TransAlta Corporation (NYSE:TAC) is one of the stocks that are grabbing investor focus today: skyrocketing 2.74% or (0.22 points) to $8.26 from its previous close of $8.04. Does this growth mean it the best stock to buy right now? The shares seem to have an active trading volume day with a reported 150766 contracts so far this session. TAC shares had a relatively better volume day versus average trading capacity of 301.52 thousand shares, but with a 0.28 billion float and a 5.51% run over a week, it’s definitely worth keeping an eye on. The one year price forecast for TAC stock indicates that the average analyst price target is $6.8 per share. This means the stock has a potential decrease of -17.68% from where the TAC share price has been trading recently.
Looking at the current readings for TransAlta Corporation, the two-week RSI stands at 78.52. This figure suggests that TAC stock, for now, is oversold, meaning that the shares are not stable in terms of price movement. The stochastic readings, on the other hand, based on the current TAC readings is similarly very revealing as it has a stochastic reading of 93.47% at this stage. This figure means that TAC share price today is being oversold.
Technical chart claims that TransAlta Corporation (TAC) would settle between $8.1/share to $8.15/share level. However, if the stock price goes below the $7.99 mark, then the market for TransAlta Corporation becomes much weaker. If that happens, the stock price might even plunge as low as $7.93 for its downside target. The stock is currently in the green zone of MACD, with the indicator reading 0.25. Traders are always alerted for the move of a stock above or below the zero line due to the fact that the reading is an indicator of the position of the short-term average relative to the long-term average. If the MACD is above the zero line, then the short-term average relative is above that of the long-term average, thus implying an upward momentum. Vice versa is the case if the MACD is below the zero line.
Analysts at RBC Capital Mkts raised their recommendation on shares of TAC from Sector Perform to Outperform in their opinion released on February 10. Credit Suisse analysts bumped their rating on TransAlta Corporation (NYSE:TAC) stock from Neutral to Outperform in a separate flash note issued to investors on January 16. Analysts at TD Securities released an upgrade from Hold to Buy for the stock, in a research note that dated back to March 26.
TAC equity has an average rating of 2.75, with the figure leaning towards a bullish end. 4 analysts who tracked the company were contacted by Reuters. Amongst them, 3 rated the stock as a hold while the remaining 1 were split even though not equally. Some analysts rate the stock as a buy or a strong buy while no rated it as a sell. 1 analysts rated TransAlta Corporation (NYSE:TAC) as a buy or a strong buy while not a single analyst advised that investors should desist from purchasing the stock or sell them if they already own the company’s stock.
Moving on, TAC stock price is currently trading at 0X forward 12-month Consensus EPS estimates, and its P/E ratio is 0 while for the average stock in the same group, the multiple is 20. TransAlta Corporation current P/B ratio of 1.5 means it is trading at a premium against its industry’s 1.5.
TransAlta Corporation (TAC)’s current-quarter revenues are projected to climb by nearly -13.3% to hit $489360, based on current consensus estimate.

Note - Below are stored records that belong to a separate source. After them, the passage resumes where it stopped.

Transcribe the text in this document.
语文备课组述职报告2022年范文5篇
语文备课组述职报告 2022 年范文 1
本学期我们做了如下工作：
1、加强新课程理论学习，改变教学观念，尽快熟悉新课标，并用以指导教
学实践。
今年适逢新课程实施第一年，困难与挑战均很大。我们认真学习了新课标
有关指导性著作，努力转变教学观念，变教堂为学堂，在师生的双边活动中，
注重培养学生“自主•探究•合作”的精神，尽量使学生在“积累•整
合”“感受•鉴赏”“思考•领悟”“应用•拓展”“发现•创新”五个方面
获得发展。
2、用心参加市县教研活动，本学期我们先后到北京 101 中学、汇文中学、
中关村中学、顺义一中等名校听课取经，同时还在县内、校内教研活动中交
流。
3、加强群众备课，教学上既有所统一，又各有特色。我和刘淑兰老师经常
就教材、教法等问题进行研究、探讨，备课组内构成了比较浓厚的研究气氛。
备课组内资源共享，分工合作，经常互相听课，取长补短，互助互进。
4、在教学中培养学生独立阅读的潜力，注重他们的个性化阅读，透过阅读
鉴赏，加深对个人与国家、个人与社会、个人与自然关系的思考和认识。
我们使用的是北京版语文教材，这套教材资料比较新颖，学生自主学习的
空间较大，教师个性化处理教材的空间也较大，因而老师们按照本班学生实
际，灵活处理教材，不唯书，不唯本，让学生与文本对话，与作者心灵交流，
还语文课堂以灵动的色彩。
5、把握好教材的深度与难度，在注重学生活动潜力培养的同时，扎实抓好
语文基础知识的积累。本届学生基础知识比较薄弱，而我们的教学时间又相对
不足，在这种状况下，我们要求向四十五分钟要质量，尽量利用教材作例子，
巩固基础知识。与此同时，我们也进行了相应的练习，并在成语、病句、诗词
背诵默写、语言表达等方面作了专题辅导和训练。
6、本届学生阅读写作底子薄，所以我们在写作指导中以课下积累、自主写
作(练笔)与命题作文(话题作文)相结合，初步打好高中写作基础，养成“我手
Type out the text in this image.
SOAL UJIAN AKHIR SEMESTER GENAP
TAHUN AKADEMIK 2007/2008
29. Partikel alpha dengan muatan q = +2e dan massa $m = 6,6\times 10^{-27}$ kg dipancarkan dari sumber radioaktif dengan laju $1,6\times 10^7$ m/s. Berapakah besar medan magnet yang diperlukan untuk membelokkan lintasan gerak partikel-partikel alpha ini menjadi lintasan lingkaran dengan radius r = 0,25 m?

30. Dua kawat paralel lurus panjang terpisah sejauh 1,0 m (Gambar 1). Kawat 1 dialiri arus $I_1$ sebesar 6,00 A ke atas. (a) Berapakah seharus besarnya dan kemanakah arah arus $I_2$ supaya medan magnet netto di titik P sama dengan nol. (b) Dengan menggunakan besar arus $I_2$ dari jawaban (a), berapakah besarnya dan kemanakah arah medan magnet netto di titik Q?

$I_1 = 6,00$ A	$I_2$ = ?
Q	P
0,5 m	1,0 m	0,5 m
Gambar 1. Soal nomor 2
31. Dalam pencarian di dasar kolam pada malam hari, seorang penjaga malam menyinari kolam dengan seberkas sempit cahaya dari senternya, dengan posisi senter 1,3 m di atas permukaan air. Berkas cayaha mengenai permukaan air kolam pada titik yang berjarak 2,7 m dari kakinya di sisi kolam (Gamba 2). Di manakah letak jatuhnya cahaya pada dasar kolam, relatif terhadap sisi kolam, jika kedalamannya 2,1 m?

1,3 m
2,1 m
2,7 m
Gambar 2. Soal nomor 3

The firm’s full-year revenues are expected to expand by over 0.7% from $1.89 billion to a noteworthy $1.9 billion. At the other end of the current quarter income statement, TransAlta Corporation is expected to see its adjusted earnings surge by roughly -100% to hit $0 per share. For the fiscal year, TAC’s earnings are projected to climb by roughly -200% to hit $-0.09 per share.